I didn’t read Beowulf until graduate school, when I was teaching it (the Heaney translation) in a humanities core course on the epic.* And I loved it. It’s like an anti-epic — a world-weary, melancholic story of about how heroic values are a thing of the past, gone forever, but perhaps also somewhat ruinous even in their own time. In that sense, it seems like a text that would be hard to modernize — it’s already quasi-modern! But I also loved John Gardner’s Grendel — indeed, it has so thoroughly nestled into my conscious that it’s become hopelessly entangled with the original. So I knew it could be done.
And so I was excited to read The Mere Wife. I started it last winter, when it was just starting to get really cold and dark all the time, but I quickly realized that it was too much for me at the time. Too much cold and dark and terror. Because The Mere Wife is intense. It’s fundamentally a story of two strong-willed, ruthless women, and the complex relationships they have with their children, and with society. One of them is Dana Mills, former Marine who was kidnapped in the desert, mutilated on camera, and now lives in a cave in the hills where she’s from with her son Gren, and remembers her time in war, and ruminates on ancient family histories of poverty and exploitation. The other is Willa Herot, society queen, trophy wife, mother of Dylan. Dylan and Gren become secret friends, and everyone’s precarious world begins to unravel, under the watchful eye of police officer Woolf.
Knowing Beowulf, I knew, or could surmise, that things wouldn’t end well, and especially, that the two boys were in danger. And the novel really hones in on matters of maternal ambivalence and protectiveness, with such intensity that it was just more than I wanted to engage with, just then. So I had to set the book aside for awhile. But I returned to it in February, after a conversation with a student who was raving about Headley’s new Beowulf translation (which I haven’t read yet) and finished it, and was largely impressed with it.
To me, the task of the modern re-telling is to find some brilliant balance between identity and difference — that is, the new work should strive to be the original in some fundamental way, but it should also be meaningfully, interestingly, different from it, such that a parasitic relationship emerges between the two, producing a new understanding of the original work both in terms of the values it celebrates, and the formal devices it uses to do so, AND a meditation on how those values exist in our own moment, AND a chance to think about how the ‘modern’ form works differently from the older one. Which is a lot to ask! But that’s how I feel, sorry.

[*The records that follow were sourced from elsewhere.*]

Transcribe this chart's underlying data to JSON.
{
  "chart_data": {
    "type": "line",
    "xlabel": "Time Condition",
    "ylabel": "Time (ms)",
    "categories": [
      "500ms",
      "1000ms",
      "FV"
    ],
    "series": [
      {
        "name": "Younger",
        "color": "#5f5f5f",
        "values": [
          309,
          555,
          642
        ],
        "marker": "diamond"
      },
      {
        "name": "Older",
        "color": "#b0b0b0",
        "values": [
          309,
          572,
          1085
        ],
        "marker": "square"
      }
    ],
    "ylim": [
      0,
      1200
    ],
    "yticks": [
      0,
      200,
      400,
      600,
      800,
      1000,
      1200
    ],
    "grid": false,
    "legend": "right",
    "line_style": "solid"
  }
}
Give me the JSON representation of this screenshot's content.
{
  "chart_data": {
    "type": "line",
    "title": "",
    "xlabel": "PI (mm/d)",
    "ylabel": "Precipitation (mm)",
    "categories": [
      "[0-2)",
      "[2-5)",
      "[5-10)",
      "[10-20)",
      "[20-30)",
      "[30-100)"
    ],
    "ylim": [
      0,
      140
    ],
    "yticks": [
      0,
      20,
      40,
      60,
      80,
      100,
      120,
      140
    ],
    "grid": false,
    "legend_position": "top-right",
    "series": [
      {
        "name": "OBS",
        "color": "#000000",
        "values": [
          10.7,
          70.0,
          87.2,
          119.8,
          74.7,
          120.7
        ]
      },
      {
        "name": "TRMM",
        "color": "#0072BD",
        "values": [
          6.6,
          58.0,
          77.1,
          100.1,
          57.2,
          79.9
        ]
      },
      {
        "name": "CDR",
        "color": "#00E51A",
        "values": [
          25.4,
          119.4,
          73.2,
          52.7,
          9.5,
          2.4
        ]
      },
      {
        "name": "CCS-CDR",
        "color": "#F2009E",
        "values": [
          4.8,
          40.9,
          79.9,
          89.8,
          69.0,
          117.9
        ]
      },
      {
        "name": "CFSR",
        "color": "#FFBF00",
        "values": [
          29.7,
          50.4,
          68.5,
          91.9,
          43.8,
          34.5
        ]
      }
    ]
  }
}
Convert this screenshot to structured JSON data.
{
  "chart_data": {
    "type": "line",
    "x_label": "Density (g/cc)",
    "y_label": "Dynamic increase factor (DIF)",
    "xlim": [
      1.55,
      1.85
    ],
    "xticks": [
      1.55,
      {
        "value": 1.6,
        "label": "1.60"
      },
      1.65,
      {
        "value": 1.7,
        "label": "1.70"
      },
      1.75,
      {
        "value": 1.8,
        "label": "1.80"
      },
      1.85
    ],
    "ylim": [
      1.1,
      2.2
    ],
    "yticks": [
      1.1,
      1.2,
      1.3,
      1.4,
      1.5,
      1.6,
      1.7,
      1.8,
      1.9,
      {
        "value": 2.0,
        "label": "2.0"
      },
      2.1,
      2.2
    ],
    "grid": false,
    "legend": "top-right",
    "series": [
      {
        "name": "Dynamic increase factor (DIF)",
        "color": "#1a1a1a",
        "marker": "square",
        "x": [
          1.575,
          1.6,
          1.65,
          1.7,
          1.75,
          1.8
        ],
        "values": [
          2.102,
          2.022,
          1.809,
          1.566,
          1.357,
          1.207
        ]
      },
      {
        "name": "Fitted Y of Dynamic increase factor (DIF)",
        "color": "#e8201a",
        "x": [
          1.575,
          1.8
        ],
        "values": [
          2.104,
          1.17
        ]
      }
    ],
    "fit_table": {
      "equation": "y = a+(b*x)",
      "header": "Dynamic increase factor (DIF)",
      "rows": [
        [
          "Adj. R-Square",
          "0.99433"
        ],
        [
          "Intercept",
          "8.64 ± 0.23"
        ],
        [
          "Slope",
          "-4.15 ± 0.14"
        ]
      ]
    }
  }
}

The Mere Wife is brilliant for the way that it restores a feeling of terror to the Beowulf story, weaving an image of a dark and uncertain world, with various threatening and cruel forces at work, and the frightening violence that emerges in response to them. It wonderfully invites us to consider how ideas of war, heroism, wealth, and the role of women have changed (or not) over the centuries. It also offers an interesting study of how epics work as opposed to novels, in particular, through the leaps in time (which the older text also has!) and shifting perspectives. The novel is a skillfully drawn collection of character portraits — most of the central cast feels vitally, powerfully real, which is certainly not the case in the original.** And it’s a gripping read.
The ending, I thought, faltered a bit. Which is actually appropriate to a Beowulf retelling, because that also has a somewhat surprising finale, but nonetheless, it felt unsatisfying. It was interesting, though, to stop and think to myself, as the text moved into its third act, how could it possibly end in a satisfying way? Which is notable, actually — it doesn’t happen to me often, when I’m reading.
All in all, it’s a work I recommend, even for people not familiar with Beowulf (but seriously: go read Beowulf), though I do think it’s somewhat uneven. It would be great fun to read in a class, and delve more deeply into. And it makes me all the more excited to read Headley’s Beowulf translation!
* I’ve taught quite a few ancient epics, some of them (like the Iliad) numerous times, thanks to the traditional structure of the humanities core. And I love doing it. The apex was a comparative class on epic and identity that I really want to teach again someday.
** Grendel is sort of fascinating for the way that it doesn’t seize on this power of the novel; instead, like the epic, the only character that we really get connected to is the narrator. Though as I recall, there’s also some cool play with narrative voice in the dragon bits. In a way, Gardner brings the novel (or novella?) form much closer to the epic — Headley’s work feels more obviously novel-like.